Like everything else about the pandemic, that number is a huge shift from normal affairs and even from past economic calamities, like the 2008 banking collapse. It also probably understates the case, since it doesn’t include companies like Apple, which hasn’t yet withdrawn its projections but did tell investors last month that it wasn’t going to hit the numbers it previously projected; or the New York Times, which told investors that its ad numbers were being hurt but that it thought — for now, at least — the rest of its projections were okay. If companies put the announcement in other sections of their 8Ks or used different language, it wouldn’t be included, either.

The list of companies withdrawing their guidance does include big ones you’ve heard of, including Twitter, The Gap, iHeartMedia, and, not surprisingly, hotel companies like Hilton and Marriott as well as airlines like Delta and American.

What all these companies appear to be struggling with is any comprehension of the current state of the world.

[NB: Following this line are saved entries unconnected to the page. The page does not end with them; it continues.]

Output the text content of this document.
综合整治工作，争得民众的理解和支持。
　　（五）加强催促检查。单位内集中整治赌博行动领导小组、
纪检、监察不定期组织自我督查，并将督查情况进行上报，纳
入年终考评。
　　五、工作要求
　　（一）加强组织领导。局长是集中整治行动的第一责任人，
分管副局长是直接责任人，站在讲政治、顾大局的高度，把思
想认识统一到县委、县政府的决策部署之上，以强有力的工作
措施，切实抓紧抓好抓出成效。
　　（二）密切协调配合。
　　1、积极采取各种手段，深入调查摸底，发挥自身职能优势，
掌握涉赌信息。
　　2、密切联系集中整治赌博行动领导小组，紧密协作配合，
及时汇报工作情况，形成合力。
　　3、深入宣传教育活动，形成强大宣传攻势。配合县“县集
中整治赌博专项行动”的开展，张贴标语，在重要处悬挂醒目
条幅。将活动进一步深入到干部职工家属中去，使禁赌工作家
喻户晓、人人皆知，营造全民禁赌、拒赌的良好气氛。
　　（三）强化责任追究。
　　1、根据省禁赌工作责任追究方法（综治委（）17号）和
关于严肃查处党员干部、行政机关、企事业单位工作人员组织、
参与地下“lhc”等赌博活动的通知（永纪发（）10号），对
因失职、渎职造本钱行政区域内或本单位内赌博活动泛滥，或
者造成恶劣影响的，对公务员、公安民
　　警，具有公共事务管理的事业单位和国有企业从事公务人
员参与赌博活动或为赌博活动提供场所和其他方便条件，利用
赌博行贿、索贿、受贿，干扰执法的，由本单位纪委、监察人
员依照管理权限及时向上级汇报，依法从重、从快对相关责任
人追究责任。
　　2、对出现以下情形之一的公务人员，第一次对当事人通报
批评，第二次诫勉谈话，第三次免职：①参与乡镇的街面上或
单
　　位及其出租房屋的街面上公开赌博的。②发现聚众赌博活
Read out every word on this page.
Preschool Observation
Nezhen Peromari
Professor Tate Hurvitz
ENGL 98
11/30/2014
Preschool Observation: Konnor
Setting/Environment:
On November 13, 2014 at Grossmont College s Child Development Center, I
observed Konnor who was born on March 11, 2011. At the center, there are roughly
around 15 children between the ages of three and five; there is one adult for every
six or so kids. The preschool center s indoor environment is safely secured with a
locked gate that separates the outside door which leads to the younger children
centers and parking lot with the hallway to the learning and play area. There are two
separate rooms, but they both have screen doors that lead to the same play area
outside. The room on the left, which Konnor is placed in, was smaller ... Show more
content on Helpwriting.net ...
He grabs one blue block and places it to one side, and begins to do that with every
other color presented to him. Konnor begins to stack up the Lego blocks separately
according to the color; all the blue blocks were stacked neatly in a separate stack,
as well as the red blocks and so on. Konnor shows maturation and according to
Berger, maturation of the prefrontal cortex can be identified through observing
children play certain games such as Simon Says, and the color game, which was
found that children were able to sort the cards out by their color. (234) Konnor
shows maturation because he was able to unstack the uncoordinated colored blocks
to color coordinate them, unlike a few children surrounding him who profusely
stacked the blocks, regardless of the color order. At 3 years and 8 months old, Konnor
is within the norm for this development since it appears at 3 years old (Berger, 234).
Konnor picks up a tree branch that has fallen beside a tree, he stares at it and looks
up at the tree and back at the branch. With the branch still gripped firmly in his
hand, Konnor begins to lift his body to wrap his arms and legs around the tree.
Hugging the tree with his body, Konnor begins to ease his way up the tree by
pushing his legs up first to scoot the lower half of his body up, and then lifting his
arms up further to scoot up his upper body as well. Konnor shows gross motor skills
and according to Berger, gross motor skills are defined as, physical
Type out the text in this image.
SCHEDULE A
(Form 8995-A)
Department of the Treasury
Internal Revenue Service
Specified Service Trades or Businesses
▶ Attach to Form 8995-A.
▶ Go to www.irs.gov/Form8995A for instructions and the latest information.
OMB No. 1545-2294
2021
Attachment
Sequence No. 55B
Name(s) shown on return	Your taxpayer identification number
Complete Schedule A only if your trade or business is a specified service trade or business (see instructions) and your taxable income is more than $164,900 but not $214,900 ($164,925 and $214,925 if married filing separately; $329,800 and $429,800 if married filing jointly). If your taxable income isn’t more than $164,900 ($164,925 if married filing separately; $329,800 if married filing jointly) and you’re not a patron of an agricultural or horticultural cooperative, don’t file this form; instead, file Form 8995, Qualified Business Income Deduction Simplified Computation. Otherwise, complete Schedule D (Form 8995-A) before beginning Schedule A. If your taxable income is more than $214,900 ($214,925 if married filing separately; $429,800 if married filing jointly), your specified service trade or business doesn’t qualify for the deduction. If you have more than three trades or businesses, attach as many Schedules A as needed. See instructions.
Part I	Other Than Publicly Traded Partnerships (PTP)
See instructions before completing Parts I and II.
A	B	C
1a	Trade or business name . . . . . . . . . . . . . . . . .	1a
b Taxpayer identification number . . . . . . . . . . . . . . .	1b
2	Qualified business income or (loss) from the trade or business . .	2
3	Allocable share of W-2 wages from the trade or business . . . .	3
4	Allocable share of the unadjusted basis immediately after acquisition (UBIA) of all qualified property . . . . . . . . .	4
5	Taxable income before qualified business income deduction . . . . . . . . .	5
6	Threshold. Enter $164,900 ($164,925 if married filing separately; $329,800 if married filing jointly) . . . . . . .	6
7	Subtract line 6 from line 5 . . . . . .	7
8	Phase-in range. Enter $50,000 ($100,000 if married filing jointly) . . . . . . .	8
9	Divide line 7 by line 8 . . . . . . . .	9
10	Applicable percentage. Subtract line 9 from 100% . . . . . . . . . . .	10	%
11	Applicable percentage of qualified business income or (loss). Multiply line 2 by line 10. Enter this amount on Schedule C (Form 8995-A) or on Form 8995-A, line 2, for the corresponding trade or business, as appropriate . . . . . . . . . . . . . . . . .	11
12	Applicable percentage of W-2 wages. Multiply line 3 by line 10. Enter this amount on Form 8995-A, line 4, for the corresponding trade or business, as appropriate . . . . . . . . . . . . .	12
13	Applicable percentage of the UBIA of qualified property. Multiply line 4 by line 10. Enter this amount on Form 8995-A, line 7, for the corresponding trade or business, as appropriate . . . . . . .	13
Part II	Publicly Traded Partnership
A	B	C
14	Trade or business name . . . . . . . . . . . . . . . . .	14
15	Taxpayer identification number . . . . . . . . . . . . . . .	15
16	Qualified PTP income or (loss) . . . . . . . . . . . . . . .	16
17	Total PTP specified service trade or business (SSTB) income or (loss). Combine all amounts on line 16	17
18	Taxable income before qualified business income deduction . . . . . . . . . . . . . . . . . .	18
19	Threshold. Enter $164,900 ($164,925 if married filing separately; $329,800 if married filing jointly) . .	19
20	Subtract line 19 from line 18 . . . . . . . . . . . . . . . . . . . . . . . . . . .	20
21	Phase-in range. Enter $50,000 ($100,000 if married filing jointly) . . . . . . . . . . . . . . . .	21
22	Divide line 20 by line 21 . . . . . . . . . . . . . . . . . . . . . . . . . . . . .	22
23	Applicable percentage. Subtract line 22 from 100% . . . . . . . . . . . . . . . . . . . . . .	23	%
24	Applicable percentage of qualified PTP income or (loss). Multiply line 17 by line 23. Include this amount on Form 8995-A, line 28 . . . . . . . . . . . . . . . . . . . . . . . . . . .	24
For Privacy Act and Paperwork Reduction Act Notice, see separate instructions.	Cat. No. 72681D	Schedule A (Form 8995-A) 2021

Join the club!

Here, for instance, is what executives at Viacom/CBS told investors today about the media conglomerate’s future: “Due to the evolving and uncertain nature of this situation, we are not able to estimate the full extent of the negative impact on ViacomCBS’ operating results, cash flows and financial position — including advertising and filmed entertainment revenues — particularly over the near to medium term.”

If you, a normal person, were so inclined, you could use this opportunity to talk about the oddities of companies confidently making projections about their businesses under any circumstances, and then coming up with to-the-penny predictions about their earnings, which they then get rewarded for beating and punished for missing.

But for now, let’s leave it here: We are in uncharted waters, and no one knows where we are going. Including some of the biggest companies and investors in the world. “One thing I know for certain,” Joseph Wolk, the chief financial officer of Johnson & Johnson told the Wall Street Journal, “is we’re going to be 100 percent precisely wrong.”